Qfyilyi

Consider the following Python code:

b = [1,2,3,4,5,6,7]

a = iter(b)

for x in a :

    if (x % 2) == 0 :

        print(next(a))

Which will print 3, 5, and 7. Is the use of next on the variable being iterated on a reliable construct (you may assume that a StopIteration exception is not a concern or will be handled), or does the modification of the iterator being looped over inside the loop constitute a violation of some principle?

There's nothing wrong here protocol-wise or in theory that would stop you from writing such code. An exhausted iterator it will throw StopIteration on every subsequent call to it.__next__, so the for loop technically won't mind if you exhaust the iterator with a next/__next__ call in the loop body.

I advise against writing such code because the program will be very hard to reason about.
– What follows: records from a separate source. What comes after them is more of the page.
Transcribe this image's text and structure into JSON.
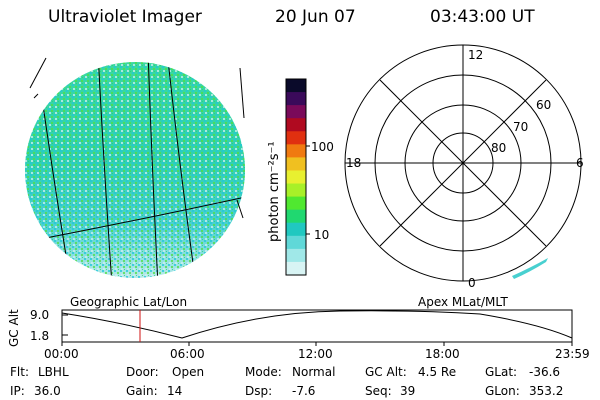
{
  "header": {
    "title": "Ultraviolet Imager",
    "date": "20 Jun 07",
    "time": "03:43:00 UT"
  },
  "colorbar": {
    "label": "photon cm⁻²s⁻¹",
    "ticks": [
      "100",
      "10"
    ],
    "colors": [
      "#0a0a2a",
      "#3a0a5a",
      "#7a0a5a",
      "#b00a20",
      "#e03010",
      "#f07a10",
      "#f0c020",
      "#e8f030",
      "#a8f028",
      "#50e830",
      "#20d870",
      "#20c8c0",
      "#60d8d8",
      "#a0e8e8",
      "#d8f4f4"
    ]
  },
  "polar_grid": {
    "mlt_labels": [
      "12",
      "18",
      "6",
      "0"
    ],
    "lat_labels": [
      "60",
      "70",
      "80"
    ]
  },
  "map_labels": {
    "left": "Geographic Lat/Lon",
    "right": "Apex MLat/MLT"
  },
  "timeline": {
    "ylabel": "GC Alt",
    "yticks": [
      "9.0",
      "1.8"
    ],
    "xticks": [
      "00:00",
      "06:00",
      "12:00",
      "18:00",
      "23:59"
    ],
    "marker_time": "03:43"
  },
  "info": {
    "flt_label": "Flt:",
    "flt_value": "LBHL",
    "ip_label": "IP:",
    "ip_value": "36.0",
    "door_label": "Door:",
    "door_value": "Open",
    "gain_label": "Gain:",
    "gain_value": "14",
    "mode_label": "Mode:",
    "mode_value": "Normal",
    "dsp_label": "Dsp:",
    "dsp_value": "-7.6",
    "gcalt_label": "GC Alt:",
    "gcalt_value": "4.5 Re",
    "seq_label": "Seq:",
    "seq_value": "39",
    "glat_label": "GLat:",
    "glat_value": "-36.6",
    "glon_label": "GLon:",
    "glon_value": "353.2"
  }
}
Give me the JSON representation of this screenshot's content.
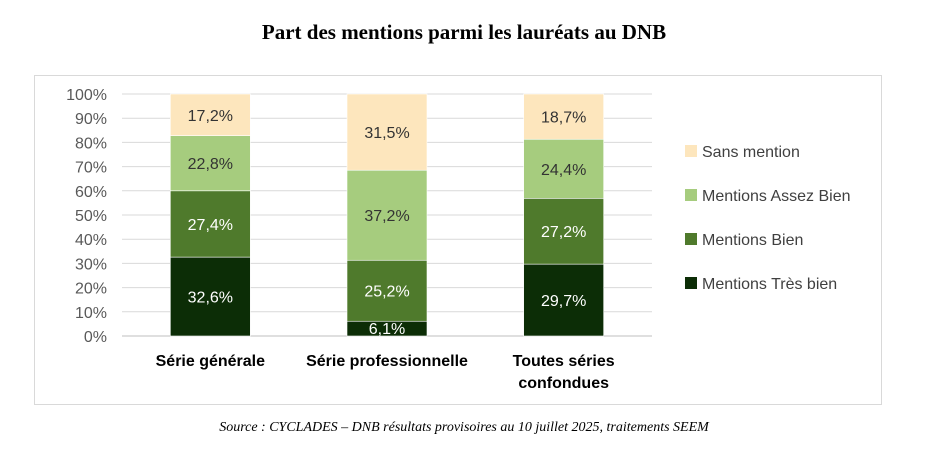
{
  "title": "Part des mentions parmi les lauréats au DNB",
  "source": "Source : CYCLADES – DNB résultats provisoires au 10 juillet 2025, traitements SEEM",
  "chart_data": {
    "type": "bar",
    "stacked": true,
    "categories": [
      [
        "Série générale"
      ],
      [
        "Série professionnelle"
      ],
      [
        "Toutes séries",
        "confondues"
      ]
    ],
    "y_ticks": [
      "0%",
      "10%",
      "20%",
      "30%",
      "40%",
      "50%",
      "60%",
      "70%",
      "80%",
      "90%",
      "100%"
    ],
    "ylim": [
      0,
      100
    ],
    "grid": true,
    "legend_position": "right",
    "series": [
      {
        "name": "Mentions Très bien",
        "color": "#0c2d06",
        "values": [
          32.6,
          6.1,
          29.7
        ],
        "labels": [
          "32,6%",
          "6,1%",
          "29,7%"
        ],
        "label_color": "#ffffff"
      },
      {
        "name": "Mentions Bien",
        "color": "#4f7a2c",
        "values": [
          27.4,
          25.2,
          27.2
        ],
        "labels": [
          "27,4%",
          "25,2%",
          "27,2%"
        ],
        "label_color": "#ffffff"
      },
      {
        "name": "Mentions Assez Bien",
        "color": "#a6cc7e",
        "values": [
          22.8,
          37.2,
          24.4
        ],
        "labels": [
          "22,8%",
          "37,2%",
          "24,4%"
        ],
        "label_color": "#333333"
      },
      {
        "name": "Sans mention",
        "color": "#fde6bd",
        "values": [
          17.2,
          31.5,
          18.7
        ],
        "labels": [
          "17,2%",
          "31,5%",
          "18,7%"
        ],
        "label_color": "#333333"
      }
    ],
    "legend_order": [
      "Sans mention",
      "Mentions Assez Bien",
      "Mentions Bien",
      "Mentions Très bien"
    ]
  }
}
If the scenario gets a little more complex than what you are showing here, at least I would have to go through some inputs with pen and paper and work out what's happening.

In fact, your code snippet possibly does not even behave like you think it behaves, assuming you want to print every number that is preceded by an even number.

>>> b = [1, 2, 4, 7, 8]                                              

>>> a = iter(b)                                                      

>>> for x in a: 

...:    if x%2 == 0: 

...:        print(next(a, 'stop'))                                   

4

stop

Why is 7 skipped although it's preceded by the even number 4?

>>>> a = iter(b)                                                      

>>>> for x in a: 

...:     print('for loop assigned x={}'.format(x)) 

...:     if x%2 == 0: 

...:         nxt = next(a, 'stop') 

...:         print('if popped nxt={} from iterator'.format(nxt)) 

...:         print(nxt)

...:                                               

for loop assigned x=1

for loop assigned x=2

if popped nxt=4 from iterator

4

for loop assigned x=7

for loop assigned x=8

if popped nxt=stop from iterator

stop

Turns out x = 4 is never assigned by the for loop because the explicit next call popped that element from the iterator before the for loop had a chance to look at the iterator again.

That's something I'd hate to work out the details of when reading code.

It depends what you mean by 'safe', as others have commented, it is okay, but you can imagine some contrived situations that might catch you out, for example consider this code snippet:

b = [1,2,3,4,5,6,7]

a = iter(b)

def yield_stuff():

    for item in a:

        print(item)

        print(next(a))

    yield 1



list(yield_stuff())

On Python <= 3.6 it runs and outputs:

1

2

3

4

5

6

7

But on Python 3.7 it raises RuntimeError: generator raised StopIteration. Of course this is expected if you read PEP 479 and if you're thinking about handling StopIteration anyway you might never encounter it, but I guess the use cases for calling next() inside a for loop are rare and there are normally clearer ways of re-factoring the code.

If you modify you code to see what happens to iterator a:

b = [1,2,3,4,5,6,7]

a = iter(b)



for x in a :

    print 'x', x

    if (x % 2) == 0 :

        print 'a', next(a)

You will see the printout:

x 1

x 2

a 3

x 4

a 5

x 6

a 7

It means that when you are doing next(a) you are moving forward your iterator. If you need (or will need in the future) to do something else with iterator a, you will have problems. For complete safety use various recipes from itertools module. For example:

from itertools import tee, izip



def pairwise(iterable):

    "s -> (s0,s1), (s1,s2), (s2, s3), ..."

    a, b = tee(iterable)

    next(b, None)

    return izip(a, b) 



b = [1,2,3,4,5,6,7]

a = iter(b)

c = pairwise(a)



for x, next_x in c:

    if x % 2 == 0:

        print next_x

Not that here you have full control in any place of the cycle either on current iterator element, or next one.